親鸞聖人ゆかりの地めぐり
上越市に残る親鸞聖人ゆかりの名所を旅するコースです。
所要時間 3時間40分
浄土真宗の開祖・親鸞聖人が承元の念仏弾圧(1207年)で越後国府に御流罪となったのは、今から800年前のこと。この地で聖人は、罪を許されるまでの4年、さらに常陸国(現茨城県)に旅立つまで3年の計7年を過ごしたといわれています。この間、恵信尼と出会い結婚、子どもにも恵まれました。雪国での生活は暗く、苦しいという印象を受けますが、聖人は恵信尼に支えられ、その信仰を深めていったといわれています。聖人が著した『教行信証』には「海」とつく言葉が繰り返し出てきます。これは、越後国府での生活が聖人の思索に深い影響を与えたという証といえるでしょう。聖人が没して750年。聖人の足跡が今なお残る、上越の名所・旧跡を訪ねてみましょう。
北陸自動車道「上越IC」
居多ヶ浜(親鸞聖人上陸の地)
日本海を渡った潮風が吹き上がる直江津の高台。

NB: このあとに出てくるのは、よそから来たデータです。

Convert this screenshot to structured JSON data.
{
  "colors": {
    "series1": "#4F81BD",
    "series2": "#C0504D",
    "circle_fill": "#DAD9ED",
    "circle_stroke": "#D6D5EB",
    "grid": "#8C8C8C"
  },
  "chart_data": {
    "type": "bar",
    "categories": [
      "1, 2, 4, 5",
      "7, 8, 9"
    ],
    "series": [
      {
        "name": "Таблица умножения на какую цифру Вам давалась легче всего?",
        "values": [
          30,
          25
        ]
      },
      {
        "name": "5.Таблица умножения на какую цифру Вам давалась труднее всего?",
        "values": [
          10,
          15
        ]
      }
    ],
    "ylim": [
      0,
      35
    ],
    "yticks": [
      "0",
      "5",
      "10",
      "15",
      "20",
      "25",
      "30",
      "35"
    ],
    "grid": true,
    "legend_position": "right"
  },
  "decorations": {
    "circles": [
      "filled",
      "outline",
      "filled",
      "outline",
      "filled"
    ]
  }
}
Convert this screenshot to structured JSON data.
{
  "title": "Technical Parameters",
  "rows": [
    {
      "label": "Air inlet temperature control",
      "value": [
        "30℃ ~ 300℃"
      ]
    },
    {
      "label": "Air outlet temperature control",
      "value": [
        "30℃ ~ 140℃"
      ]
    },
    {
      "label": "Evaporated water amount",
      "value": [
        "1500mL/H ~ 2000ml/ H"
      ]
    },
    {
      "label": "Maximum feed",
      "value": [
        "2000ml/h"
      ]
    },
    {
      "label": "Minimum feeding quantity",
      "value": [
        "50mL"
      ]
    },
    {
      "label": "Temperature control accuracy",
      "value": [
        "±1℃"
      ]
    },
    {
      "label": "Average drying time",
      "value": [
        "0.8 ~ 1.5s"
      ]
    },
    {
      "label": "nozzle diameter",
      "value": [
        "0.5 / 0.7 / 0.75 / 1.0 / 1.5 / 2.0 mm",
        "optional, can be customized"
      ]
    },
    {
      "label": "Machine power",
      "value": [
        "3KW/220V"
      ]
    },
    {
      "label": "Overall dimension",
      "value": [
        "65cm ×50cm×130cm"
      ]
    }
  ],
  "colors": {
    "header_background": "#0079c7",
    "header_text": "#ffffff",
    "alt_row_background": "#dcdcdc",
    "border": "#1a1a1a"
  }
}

「親鸞聖人上陸の地」は住宅地を抜けた高台に位置し、整備された公園になっています。 見晴し台からは紺碧の日本海が望め、奥には親鸞聖人の像を安置した見真堂(けんしんどう)や親鸞聖人にまつわる数基の句碑や像が建てられています。
居多神社
居多神社は親鸞聖人が上陸したのち、一番最初に参拝した神社であるといわれています。 親鸞聖人はここで「すえ遠く法を守らせ居多の神 弥陀と衆生のあらん限りは」と詠み、早く赦免になるよう、そして念仏が盛んになるようと祈願したのです。 鳥居をくぐり、石段を登ると小さな社と親鸞聖人の像があります。 また、ここには親鸞聖人にまつわる七不思議の一つ「片葉の葦(かたはのあし)」が群生しています。 親鸞聖人が先の句を詠んだのち、居多神社に生えていた葦が一夜にしてすべて片葉になったといわれています。
五智国分寺
居多ケ浜に上陸後、親鸞聖人が約1年を過ごしたのが五智国分寺であるといわれています。 しかし、現在の国分寺は上杉謙信公が永禄5年(1562年)に再興したものといわれ、親鸞聖人が配所された頃の国分寺の場所は未だ不明です。 市の指定文化財である山門には天保6年(1835年)作の仁王像が構え、そこを抜けると正面にまだ新しい本堂があります。 右手には県の指定文化財である三重塔、左手には元禄6年(1693年)建立の市内最古の建物・経蔵が建っています。
竹之内草庵
国分寺本堂の右手側に位置しており、親鸞聖人が住んでいたといわれる草庵です。竹林に囲まれていたことから、この名前がつきました。草庵には、親鸞聖人が国分寺北にある「鏡ケ池」に姿を映しながら掘ったとされる「親鸞聖人坐像(市指定文化財)」が安置されています。
本願寺国府別院
五智国分寺の竹之内草庵から、二つ目の配所・竹ヶ前草庵(たけがはなそうあん)へと移った親鸞聖人。ここで恵信尼と共に暮らしていたといわれています。 正面には大きな銀杏の木がまっすぐに立ち、その奥に文化2年(1805年)建立の本堂と庫裡(寺院の住居にあたる建物)の大きな屋根が見えます。聖人が罪を赦され関東へ旅立った後、約600年の時を経て参拝者のために本堂が建立され、後に「小丸山別院」となり、現在は国府別院と改称されています。本堂に向かい左手側には竹ヶ前草庵跡を示す石碑が、右手側には親鸞聖人の像と聖人が上陸したときの様子を再現したといわれる三体の像が建っています。
浄興寺
親鸞聖人が開山した古刹・浄興寺。 もともとは常陸国にあったものですが、信濃国(現長野県)を経て、上杉謙信公の招きでこの地へ移ってきました。 本堂は国の重要文化財で、真宗寺院では県下最大で最古のものです。 また、本廟には親鸞聖人の頂骨と本願寺歴代門主の分骨が納められているといわれ、市の指定文化財です。
ゑしんの里記念館
親鸞の妻、恵信尼は晩年を板倉で暮らし、この地で亡くなりました。その生涯は流罪となった親鸞を支え、東国に移住してからは各地を転々とし、晩年は板倉に移り、飢饉のなか子どもや孫たちまでも面倒をみるといった苦難の多いものでした。しかし恵信尼は、そうした苦難にも負けず、逞しく、ときにはユーモアをもって、当時としては稀な87歳をこえる長寿を全うしました。恵信尼が残した「恵信尼文書」は、恵信尼や親鸞の生活をあざやかに描き出し、また鎌倉時代の女性の筆による史料として貴重なものとなっています。